Buck Owens and his Buckaroos’ no-frills, proudly country style — old-school honky tonk with a hint of rock ‘n’ roll and Mexican influence — was christened the Bakersfield Sound, after his adopted Southern California hometown. Owens scored his first hit, “Second Fiddle,” in 1959, and his first #1 single, “Act Naturally,” in 1963, establishing himself as the scrappy, rough-hewn counterpart to the orchestral, mainstream-courting style dominating country music.
“I Don’t Care (Just as Long as You Love Me)” is a fairly straightforward list song with a mid-tempo honky tonk shuffle. Owens names a bunch of hypothetical catastrophes — “if the sun don’t shine,” “if the birds don’t sing,” “if the world don’t turn” — and waves them away as irrelevant, “just as long as you love me.” There’s nothing revolutionary about the song; it’s just a terrific example of Owens’s affable charm and sense of humor (“I don’t care if the tops don’t spin / I don’t care if the gins don’t gin”) and the Buckaroos’ crackerjack musicianship. Owens and his band may lack the cosmopolitan polish of Reeves, but they seems a hell of a lot more fun.

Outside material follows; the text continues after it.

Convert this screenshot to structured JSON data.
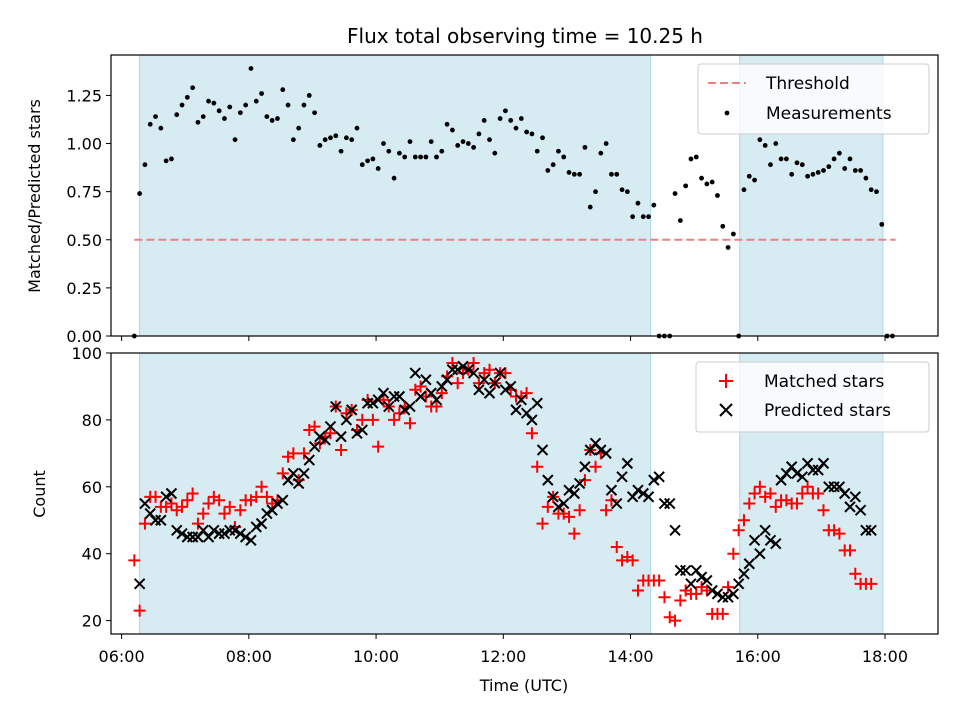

“I Don’t Care” became the fourth in an astonishing run of 14 consecutive #1 country hits for Owen. The string would remain unbroken until 1967, when “It Takes People Like You (To Make People Like Me)” “only” made #2 on the charts. Owens became one of the most familiar names (and voices) in country music, and his rock-inflected sound attracted fans beyond the country faithful. No less than the Beatles would record a version of “Act Naturally” in 1965 — the last cover they’d release until Let It Be five years later.
After a red hot decade, however, Owens himself would find himself a bit lost in the ’70s. His most important collaborator, guitarist Don Rich, died in a motorcycle accident in 1974. Meanwhile, Owens’s sideline on the hillbilly-themed TV variety show Hee Haw, where he featured from 1969 to 1986, turned him into somewhat of a novelty figure in the public eye. Thankfully, a 1988 duet with Dwight Yoakam, on a remake of his own 1972 song “Streets of Bakersfield,” would give Owens his first country #1 in 16 years and help restore his reputation as an influential innovator.
The ’60s would see the country charts regularly battling between the Nashville and Bakersfield sounds. The former city would become the capital of the country music establishment. The Bakersfield Sound, on the other hand, would evolve into the Outlaw Country of the ’70s, exemplified by Willie Nelson, Waylon Jennings, and Owens’s onetime bassist Merle Haggard. The divide between the two strains of country music — one embracing pop trends, the other favoring the genre’s unique attributes — continues to this day. Nashville may have gotten the money, but Bakersfield got the respect.
It Was 50 Years Ago Today examines a song, album, movie, or book that was #1 on the charts exactly half a century ago.